Korrektur zu OTS0035 von heute: Sichrovsky zu "Spitzelaffäre"

Sichrovsky: Konzertierte Aktion gegen FPÖ gefährdet Demokratie Opposition erhebt kriminelle Diffamierung zum Argument

Wien, 2000-10-29 (fpd) - In der OTS0035 war irrtümlich der letzte Absatz entfallen. ****

KORRIGIERTE WIEDERHOLUNG:

Sichrovsky: Konzertierte Aktion gegen FPÖ gefährdet Demokratie Utl.: Opposition erhebt kriminelle Diffamierung zum Argument

Wien, 2000-10-29 (fpd) - Der von den Oppositionsparteien mit der Unterstützung eines großen Teils der Medien organisierte Vernichtungsversuch der FPÖ bekomme immer mehr eine demokratiegefährdende Dimension, sagte heute der freiheitliche Generalsekretär Mag. Peter Sichrovsky.****

In einer beispiellosen Hetze gegen die FPÖ werde jede Verantwortung der SPÖ, die jahrzehntelang das Innenministerium leitete, bewußt verleugnet und ignoriert. "Ein Spitzelsystem daß vor den Augen der Sozialisten prominente freiheitliche Politiker ausspionierte, und jetzt zu einem Skandal der Freiheitlichen umgestaltet und die angeblich kritischen Medien spiele dabei mit. In einer in der Geschichte der modernen österreichischen Demokratie noch nie dagewesenen konzertierten Aktion versuchen die politischen Gegner der Freiheitlichen mit allen ihnen zur Verfügung stehenden Mittel die Partei zu zerstören", so Sichrovsky.

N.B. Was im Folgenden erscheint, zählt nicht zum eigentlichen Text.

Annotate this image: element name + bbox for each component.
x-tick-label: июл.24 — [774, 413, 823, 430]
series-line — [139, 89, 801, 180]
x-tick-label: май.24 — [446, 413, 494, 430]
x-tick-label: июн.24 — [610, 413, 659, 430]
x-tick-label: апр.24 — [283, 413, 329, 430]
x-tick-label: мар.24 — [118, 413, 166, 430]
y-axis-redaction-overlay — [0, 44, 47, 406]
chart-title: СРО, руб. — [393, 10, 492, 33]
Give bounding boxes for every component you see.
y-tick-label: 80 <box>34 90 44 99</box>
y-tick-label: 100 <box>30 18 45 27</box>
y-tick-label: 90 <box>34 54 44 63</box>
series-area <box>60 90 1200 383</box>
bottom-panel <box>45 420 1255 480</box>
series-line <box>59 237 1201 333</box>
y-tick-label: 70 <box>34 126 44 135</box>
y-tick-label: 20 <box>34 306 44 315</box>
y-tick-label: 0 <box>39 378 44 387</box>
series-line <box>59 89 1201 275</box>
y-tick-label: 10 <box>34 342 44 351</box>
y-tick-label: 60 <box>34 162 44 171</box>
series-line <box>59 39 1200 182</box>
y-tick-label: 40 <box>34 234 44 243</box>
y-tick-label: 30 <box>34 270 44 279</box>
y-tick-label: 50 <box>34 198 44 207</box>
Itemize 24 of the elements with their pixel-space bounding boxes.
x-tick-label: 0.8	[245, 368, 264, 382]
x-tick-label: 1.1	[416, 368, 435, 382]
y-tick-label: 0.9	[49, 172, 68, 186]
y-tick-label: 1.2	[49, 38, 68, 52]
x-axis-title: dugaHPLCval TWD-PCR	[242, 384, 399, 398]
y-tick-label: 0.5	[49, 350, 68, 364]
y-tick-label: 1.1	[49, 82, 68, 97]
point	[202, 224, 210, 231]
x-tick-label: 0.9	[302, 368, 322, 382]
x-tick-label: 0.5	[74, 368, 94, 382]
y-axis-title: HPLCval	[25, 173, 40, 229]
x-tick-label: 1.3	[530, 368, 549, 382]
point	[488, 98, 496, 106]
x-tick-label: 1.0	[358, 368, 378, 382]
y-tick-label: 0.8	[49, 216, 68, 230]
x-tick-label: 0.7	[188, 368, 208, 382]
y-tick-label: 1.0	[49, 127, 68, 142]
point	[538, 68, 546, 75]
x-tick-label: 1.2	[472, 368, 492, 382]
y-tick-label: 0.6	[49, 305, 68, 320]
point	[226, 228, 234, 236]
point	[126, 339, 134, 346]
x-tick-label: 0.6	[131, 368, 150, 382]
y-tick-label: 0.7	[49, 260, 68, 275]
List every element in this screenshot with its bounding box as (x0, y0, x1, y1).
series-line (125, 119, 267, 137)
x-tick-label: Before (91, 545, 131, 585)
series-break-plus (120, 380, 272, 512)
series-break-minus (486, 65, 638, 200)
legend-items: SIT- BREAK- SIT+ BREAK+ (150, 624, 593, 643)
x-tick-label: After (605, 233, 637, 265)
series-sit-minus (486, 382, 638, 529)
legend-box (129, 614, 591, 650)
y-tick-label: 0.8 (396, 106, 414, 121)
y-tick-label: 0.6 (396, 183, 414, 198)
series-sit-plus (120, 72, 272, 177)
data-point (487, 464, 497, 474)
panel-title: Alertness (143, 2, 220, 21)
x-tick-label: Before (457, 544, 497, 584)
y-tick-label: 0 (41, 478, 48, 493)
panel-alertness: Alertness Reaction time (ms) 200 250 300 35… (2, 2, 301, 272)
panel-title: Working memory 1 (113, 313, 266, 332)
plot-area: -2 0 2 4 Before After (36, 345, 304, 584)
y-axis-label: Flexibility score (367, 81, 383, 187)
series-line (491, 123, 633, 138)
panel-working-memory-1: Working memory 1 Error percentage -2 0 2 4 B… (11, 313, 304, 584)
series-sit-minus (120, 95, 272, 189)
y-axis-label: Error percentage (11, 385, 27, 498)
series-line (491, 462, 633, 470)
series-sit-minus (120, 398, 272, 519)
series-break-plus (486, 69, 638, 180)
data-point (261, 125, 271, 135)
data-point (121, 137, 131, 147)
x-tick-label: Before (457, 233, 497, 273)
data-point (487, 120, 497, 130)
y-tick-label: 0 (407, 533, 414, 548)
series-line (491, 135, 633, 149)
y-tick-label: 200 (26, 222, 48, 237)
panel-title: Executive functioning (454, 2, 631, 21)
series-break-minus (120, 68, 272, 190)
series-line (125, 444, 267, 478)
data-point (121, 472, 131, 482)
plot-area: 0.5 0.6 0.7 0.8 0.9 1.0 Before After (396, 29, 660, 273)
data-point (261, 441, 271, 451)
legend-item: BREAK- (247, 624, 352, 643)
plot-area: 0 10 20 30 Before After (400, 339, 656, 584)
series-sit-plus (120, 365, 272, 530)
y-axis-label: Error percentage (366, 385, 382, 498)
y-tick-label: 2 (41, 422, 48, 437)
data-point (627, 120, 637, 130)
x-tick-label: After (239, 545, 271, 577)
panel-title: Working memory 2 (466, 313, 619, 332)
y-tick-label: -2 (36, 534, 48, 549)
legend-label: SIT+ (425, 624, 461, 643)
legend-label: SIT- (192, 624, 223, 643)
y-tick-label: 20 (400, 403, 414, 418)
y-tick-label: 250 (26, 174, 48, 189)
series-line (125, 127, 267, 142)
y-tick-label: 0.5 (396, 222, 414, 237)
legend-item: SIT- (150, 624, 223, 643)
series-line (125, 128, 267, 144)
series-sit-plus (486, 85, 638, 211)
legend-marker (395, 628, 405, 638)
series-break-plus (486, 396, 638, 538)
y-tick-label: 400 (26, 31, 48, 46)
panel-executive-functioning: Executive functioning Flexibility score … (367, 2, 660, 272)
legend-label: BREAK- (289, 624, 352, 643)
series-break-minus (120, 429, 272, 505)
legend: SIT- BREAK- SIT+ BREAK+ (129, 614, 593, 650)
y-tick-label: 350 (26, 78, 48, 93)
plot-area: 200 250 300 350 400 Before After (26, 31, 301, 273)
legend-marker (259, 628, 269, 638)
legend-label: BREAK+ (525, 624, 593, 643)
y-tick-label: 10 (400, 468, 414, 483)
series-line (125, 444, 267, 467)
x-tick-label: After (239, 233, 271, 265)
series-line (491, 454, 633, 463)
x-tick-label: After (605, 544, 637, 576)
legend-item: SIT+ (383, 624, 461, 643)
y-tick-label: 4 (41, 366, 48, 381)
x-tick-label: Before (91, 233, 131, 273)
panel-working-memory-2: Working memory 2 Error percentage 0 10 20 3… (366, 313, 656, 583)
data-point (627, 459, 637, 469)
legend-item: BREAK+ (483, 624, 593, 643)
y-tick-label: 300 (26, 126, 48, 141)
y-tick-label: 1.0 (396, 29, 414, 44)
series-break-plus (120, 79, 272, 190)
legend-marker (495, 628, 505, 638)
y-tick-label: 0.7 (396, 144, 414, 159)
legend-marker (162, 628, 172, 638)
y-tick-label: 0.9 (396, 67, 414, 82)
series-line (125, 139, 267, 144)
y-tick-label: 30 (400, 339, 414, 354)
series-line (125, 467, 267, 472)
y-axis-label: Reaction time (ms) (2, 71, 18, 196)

Obwohl bisher weder Beweise noch Urteilsentscheidungen noch belastendes Material gegen Freiheitliche existieren, versuche die Opposition, durch massive Kriminalisierung von freiheitlichen Funktionären, nicht nur von der Verantwortung der ehemaligen sozialistischen Innenminister abzulenken, sondern nach der Methode "Haltet den Dieb" auch noch den politischen Feind, der sie aus der Regierung verdrängte, als Täter zu präsentieren. Die Opposition habe damit mit Hilfe der sie unterstützenden Medien den Boden des demokratischen Dialoges verlassen, und erhebt die kriminelle Diffamierung zum Argument, meinte Sichrovsky.

Die FPÖ werde sich dieser Herausforderung stellen, und in den nächsten Tagen bis ins letzte Detail nachweisen, wer die Verantwortlichen für ein demokratiegefährdendes Spitzelwesen waren, daß es einem sozialistischen Machtapparat möglich machte, jederzeit jede Information über den politischen Gegner abzufragen. Abschließend fordert der freiheitliche Generalsekretär die Opposition auf, Konflikte auf demokratischer Ebene auszutragen und nicht mit Mitteln Oppositionspolitik zu betreiben, "die wir gehofft haben, daß sie in einer modernen Demokratie nicht mehr vorkommen".